Two figures struck me yesterday. The first was the viewership for the TV debate in the United Kingdom between Prime Minister Rishi Sunak and soon-to-be-Prime Minister Sir Keir Starmer: Some 4.8million people tuned into that, a drop of nearly 33% over similar audiences for the TV debates in the last United Kingdom General Election.
The second was the latest figure on RTE TV licence sales: They continue to plummet, with TV licence sales down 13.5% year on year for the month of May, and 12.8% overall for the year to date.
For some years now, it has been patently obvious that the market for traditional printed newspapers is dying, with every single news title in Ireland selling almost 50% fewer newspapers than it was at the turn of the millennium, despite an enormous population increase. Up until now, there have been few signs that traditional television might follow suit. Up until now.
In the UK, because an election is ongoing, the rationalisation for the declining viewership of TV debates is that people are simply less interested in Sunak versus Starmer than they were in Corbyn versus Boris Johnson – that people tuning out is to be expected, in the same way that fewer people might watch Portsmouth versus Lincoln City compared to the numbers who would watch a Manchester derby. The problem with this analysis is that it only holds if the great tuning out is limited to politics and nothing else. But it’s not. As Stephen Bush noted in the financial times last week:
The latest Doctor Who premiere was the BBC’s most successful drama that week — with a little over 4mn viewers. For context, when the Conservatives entered office in 2010, the show managed the same thing with 10mn viewers.

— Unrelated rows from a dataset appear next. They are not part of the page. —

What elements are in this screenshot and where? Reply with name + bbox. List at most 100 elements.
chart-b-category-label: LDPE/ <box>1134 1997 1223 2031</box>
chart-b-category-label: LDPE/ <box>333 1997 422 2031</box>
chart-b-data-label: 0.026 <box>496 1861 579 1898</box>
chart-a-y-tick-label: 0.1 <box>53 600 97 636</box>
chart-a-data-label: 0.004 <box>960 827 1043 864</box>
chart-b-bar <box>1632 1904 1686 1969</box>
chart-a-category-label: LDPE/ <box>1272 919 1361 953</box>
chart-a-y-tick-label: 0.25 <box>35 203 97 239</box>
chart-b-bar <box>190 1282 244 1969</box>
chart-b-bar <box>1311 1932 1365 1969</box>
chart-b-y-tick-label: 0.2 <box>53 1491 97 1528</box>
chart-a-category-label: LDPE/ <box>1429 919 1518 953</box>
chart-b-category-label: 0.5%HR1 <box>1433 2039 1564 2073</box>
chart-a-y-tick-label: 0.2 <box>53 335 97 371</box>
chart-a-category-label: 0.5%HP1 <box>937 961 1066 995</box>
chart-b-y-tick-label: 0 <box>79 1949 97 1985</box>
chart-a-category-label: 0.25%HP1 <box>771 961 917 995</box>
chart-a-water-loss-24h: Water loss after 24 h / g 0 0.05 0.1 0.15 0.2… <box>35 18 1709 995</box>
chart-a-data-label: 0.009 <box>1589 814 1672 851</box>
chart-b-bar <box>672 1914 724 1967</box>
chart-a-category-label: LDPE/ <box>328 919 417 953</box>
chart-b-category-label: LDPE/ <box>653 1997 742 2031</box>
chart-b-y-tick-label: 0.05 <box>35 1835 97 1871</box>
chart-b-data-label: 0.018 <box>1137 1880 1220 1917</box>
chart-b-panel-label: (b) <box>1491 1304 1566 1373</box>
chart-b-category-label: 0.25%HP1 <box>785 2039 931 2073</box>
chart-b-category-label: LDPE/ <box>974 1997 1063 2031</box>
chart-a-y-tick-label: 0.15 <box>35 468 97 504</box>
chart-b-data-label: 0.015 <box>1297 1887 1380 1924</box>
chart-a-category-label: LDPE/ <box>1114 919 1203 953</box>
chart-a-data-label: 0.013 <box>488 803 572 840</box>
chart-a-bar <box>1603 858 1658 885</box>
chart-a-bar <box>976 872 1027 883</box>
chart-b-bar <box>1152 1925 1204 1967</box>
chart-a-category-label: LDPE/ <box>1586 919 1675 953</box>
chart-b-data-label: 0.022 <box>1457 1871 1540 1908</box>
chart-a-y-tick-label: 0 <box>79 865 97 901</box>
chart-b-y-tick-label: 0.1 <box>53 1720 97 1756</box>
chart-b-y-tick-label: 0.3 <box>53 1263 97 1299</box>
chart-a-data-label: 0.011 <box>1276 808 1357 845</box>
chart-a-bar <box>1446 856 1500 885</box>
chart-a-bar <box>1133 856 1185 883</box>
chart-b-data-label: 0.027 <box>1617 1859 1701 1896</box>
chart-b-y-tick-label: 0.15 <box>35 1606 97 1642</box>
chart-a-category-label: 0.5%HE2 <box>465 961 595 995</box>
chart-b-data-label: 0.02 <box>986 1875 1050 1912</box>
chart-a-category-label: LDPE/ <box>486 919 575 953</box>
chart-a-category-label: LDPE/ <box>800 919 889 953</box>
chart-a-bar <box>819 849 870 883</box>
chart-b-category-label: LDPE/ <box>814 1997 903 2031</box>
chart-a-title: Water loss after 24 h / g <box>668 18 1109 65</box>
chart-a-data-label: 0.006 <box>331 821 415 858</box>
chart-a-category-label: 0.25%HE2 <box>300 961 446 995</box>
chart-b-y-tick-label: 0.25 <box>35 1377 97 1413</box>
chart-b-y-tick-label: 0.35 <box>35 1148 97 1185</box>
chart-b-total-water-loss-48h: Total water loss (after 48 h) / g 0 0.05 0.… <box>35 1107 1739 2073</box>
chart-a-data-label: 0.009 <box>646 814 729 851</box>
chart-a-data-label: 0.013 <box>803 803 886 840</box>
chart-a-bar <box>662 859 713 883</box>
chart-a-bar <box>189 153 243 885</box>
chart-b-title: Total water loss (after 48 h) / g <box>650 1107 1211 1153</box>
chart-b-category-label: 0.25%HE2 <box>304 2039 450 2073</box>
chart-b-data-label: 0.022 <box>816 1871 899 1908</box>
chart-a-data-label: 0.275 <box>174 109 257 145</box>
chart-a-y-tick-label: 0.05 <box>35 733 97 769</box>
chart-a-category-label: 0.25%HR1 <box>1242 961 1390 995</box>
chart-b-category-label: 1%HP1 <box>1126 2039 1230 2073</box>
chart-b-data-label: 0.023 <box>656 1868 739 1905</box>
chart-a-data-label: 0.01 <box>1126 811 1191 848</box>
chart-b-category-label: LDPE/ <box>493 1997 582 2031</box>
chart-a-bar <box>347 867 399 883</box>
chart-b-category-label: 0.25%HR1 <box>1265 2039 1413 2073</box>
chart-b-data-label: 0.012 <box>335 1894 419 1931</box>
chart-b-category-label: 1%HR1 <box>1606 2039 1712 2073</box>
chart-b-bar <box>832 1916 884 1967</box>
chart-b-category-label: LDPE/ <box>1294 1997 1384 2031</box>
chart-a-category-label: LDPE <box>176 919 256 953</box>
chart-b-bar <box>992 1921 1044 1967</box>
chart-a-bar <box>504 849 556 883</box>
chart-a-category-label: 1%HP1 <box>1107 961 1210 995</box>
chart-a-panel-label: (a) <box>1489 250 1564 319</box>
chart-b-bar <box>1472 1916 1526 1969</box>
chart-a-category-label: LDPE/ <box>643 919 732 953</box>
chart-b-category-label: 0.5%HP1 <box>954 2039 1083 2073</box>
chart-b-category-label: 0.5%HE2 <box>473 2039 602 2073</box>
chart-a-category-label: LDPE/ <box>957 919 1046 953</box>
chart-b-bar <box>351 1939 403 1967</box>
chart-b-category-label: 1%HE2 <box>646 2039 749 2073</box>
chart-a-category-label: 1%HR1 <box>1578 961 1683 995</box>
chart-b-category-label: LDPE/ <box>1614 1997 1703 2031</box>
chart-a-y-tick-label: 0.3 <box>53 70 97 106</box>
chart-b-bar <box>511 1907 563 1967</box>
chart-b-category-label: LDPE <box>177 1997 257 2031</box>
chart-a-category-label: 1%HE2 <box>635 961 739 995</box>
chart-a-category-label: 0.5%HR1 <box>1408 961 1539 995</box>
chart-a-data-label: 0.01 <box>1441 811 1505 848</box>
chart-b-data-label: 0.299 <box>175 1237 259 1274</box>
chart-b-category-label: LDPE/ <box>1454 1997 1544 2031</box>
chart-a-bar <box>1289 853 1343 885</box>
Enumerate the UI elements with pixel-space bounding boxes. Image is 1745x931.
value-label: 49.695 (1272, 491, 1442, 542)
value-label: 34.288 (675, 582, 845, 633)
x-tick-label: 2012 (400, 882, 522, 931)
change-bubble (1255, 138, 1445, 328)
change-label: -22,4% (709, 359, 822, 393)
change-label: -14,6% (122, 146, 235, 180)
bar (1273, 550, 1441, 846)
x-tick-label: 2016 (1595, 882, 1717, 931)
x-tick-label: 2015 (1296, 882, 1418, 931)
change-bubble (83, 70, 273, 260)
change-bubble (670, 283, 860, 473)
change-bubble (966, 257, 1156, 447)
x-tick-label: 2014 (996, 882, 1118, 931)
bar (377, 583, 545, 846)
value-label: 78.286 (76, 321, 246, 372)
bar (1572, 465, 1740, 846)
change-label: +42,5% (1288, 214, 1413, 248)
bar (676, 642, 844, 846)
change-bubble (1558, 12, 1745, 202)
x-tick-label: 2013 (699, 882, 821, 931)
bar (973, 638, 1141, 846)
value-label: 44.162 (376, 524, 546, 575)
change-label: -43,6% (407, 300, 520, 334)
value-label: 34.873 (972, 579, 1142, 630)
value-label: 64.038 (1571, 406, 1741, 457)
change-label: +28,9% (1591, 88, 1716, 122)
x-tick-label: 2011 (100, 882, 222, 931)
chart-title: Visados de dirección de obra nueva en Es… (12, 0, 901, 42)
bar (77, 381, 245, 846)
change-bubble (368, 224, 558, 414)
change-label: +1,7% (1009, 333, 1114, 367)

The final election debate of 2010, also on the BBC, between Gordon Brown, David Cameron and Nick Clegg, got 8.4mn viewers. The final election debate in 2019, between Boris Johnson and Jeremy Corbyn, scored just 4.4mn. The audiences for both reflect a deeper truth: that televised set-piece events reach fewer people than ever before.
There was, it should be noted, a similar decline over a similar period in Ireland: RTE debate viewing figures are hard to access, but at least one news report indicates viewership of the 2011 leaders debate in the general election reached 800,000 people live, but in the 2020 election only 650,000 tuned in – despite a much larger population.
The same viewership decline on television is afflicting essentially all programmes other than live sport (which is one reason why live sports commercial rights fees are soaring). Coronation Street has reportedly lost a third of its audience in five years, Eastenders something similar. The trend is clear – fewer and fewer people are tuning into their televisions, and are choosing to stream content on the internet instead. This, doubtless, is exacerbating RTE’s problems with the television licence fee. Some of the recalcitrance when it comes to paying the annual fee will be a genuine protest, but some of it will simply be a people opting out of RTE programming and not considering the channel relevant to them.
This all has consequences for election campaigns, and is, I think, a massively underplayed reason for the growing and observable disconnect between voters and politicians. Up until relatively recently, a politician in Ireland could watch the 6 and 9 news on RTE and get a broadly reliable sense of the news the country was seeing, and how, therefore, to calibrate their message. But what of the audience that isn’t watching that news, and is getting their news elsewhere?
One measure of the decline of the importance of television news and television debates in Ireland will be the performance of Niall Boylan in the Dublin European Election campaign: Every politico I know expects him to be in the mix for a seat (mandatory disclosure, my close friend Sarah Ryan is his campaign manager) and yet Boylan was not featured in RTE’s set-piece debate for the Dublin Constituency on Tuesday night. Somebody may correct me on this, but I think, were he to win, he would be the first candidate to win a European election campaign without either him or a same party running mate being granted that kind of televised exposure in the final RTE debate. The same would be true of Ciaran Mullooly in Midlands Northwest, also widely tipped to be in the final shake up for a seat.
One other notable feature of this campaign has been the way it has been conducted by the big parties: Previously, election campaigns might have been expected to feature multiple press conferences and set-piece events in the hope of nabbing a few minutes on the evening news. In this campaign, such events have been significantly fewer, but spending by the parties on online advertising has continued to grow. Fine Gael has not put Nina Carberry, for example, on television once. But it has spent substantial resources promoting videos of the candidate on the internet.
What seems clear from all of this is that the power of RTE in Ireland is slowly, but inexorably, declining – and there are very few reasons to expect this decline to go into reverse. In fact, it will likely accelerate as the population ages and the internet generation inevitably replaces a dying off generation that still relies on television as its main source of news.
The political effects of this are clear to see, too, in the polling: The younger the age group in the opinion polls, the more fragmented the vote. The older, the more loyal to Fine Gael and Fianna Fáil. Part of that is the radicalism of youth, for certain – but part of it seems intuitively tied to media consumption habits.
There’s an old news maxim which suggests that any headline that ends in a question mark, like the one above, can be answered with a single word: No. And perhaps it’s too early, just yet, to declare these elections the first post-television campaign.
But that day is coming, and much sooner I think than a lot of people think.